Lefty Jarren Duran played 51 games in center last year and failed to do anything with the opportunity posting a .645 OPS and .284 wOBA.
However, Rob Refsnyder did impress while playing 17 games in CF hitting for a .881 OPS and .381 wOBA (177 PA). The former Yankee was significantly better against lefties but did manage a .792 OPS and .351 wOBA against righties. Was that a mirage? It’s possible considering his career .300 wOBA (791 PA). But he has never had more than 200 PAs in a single season so the sample might be misleading. After being an outfielder at the University of Arizona, the Yankees deployed him as an infielder, but it didn’t work. Getting bounced around defensively was something that he later admitted made things difficult early in his big-league career. It sounds like he’s in a better spot right now and I think he showed enough last year that he might siphon at-bats away from Hernández. And, hey, who knows? Maybe Refsnyder is a late-bloomer like Brandon Drury.

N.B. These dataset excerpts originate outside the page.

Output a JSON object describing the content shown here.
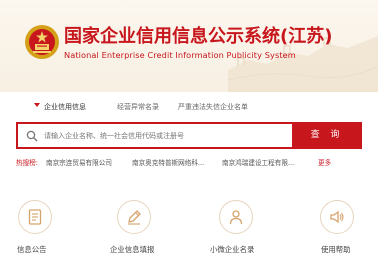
{
  "header": {
    "title": "国家企业信用信息公示系统(江苏)",
    "subtitle": "National Enterprise Credit Information Publicity System"
  },
  "tabs": [
    {
      "label": "企业信用信息",
      "active": true
    },
    {
      "label": "经营异常名录",
      "active": false
    },
    {
      "label": "严重违法失信企业名单",
      "active": false
    }
  ],
  "search": {
    "placeholder": "请输入企业名称、统一社会信用代码或注册号",
    "button_label": "查 询"
  },
  "hot": {
    "label": "热搜榜:",
    "items": [
      "南京宗连贸易有限公司",
      "南京奥克特普斯网络科...",
      "南京鸿瑞建设工程有限..."
    ],
    "more": "更多"
  },
  "tiles": [
    {
      "label": "信息公告",
      "icon": "document-icon"
    },
    {
      "label": "企业信息填报",
      "icon": "pen-icon"
    },
    {
      "label": "小微企业名录",
      "icon": "user-list-icon"
    },
    {
      "label": "使用帮助",
      "icon": "speaker-icon"
    }
  ],
  "colors": {
    "accent": "#c8161d",
    "tile_border": "#e7d4bd",
    "icon": "#d6a36c"
  }
}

Steamer currently projects Hernández for 527 PA. He also played ten games at SS and 11 at 2B, so he could be multipositional eligible depending on your platform. That might make him a target in the deepest of formats. But given his career (2995 PA) .313 wOBA and splits, taking the under on the 31-year-old’s playing time seems like the right call. Maybe they bring in another name? Who knows. Boston’s corner outfielders, Verdugo and Yoshida, look like excellent targets late in drafts. And even though I mentioned Verdugo, Yoshida might be an even better buy if early NFBC ADP is any indication. Regardless, the big question mark on this roster lies in center field, and that looks like a spot worth avoiding for now.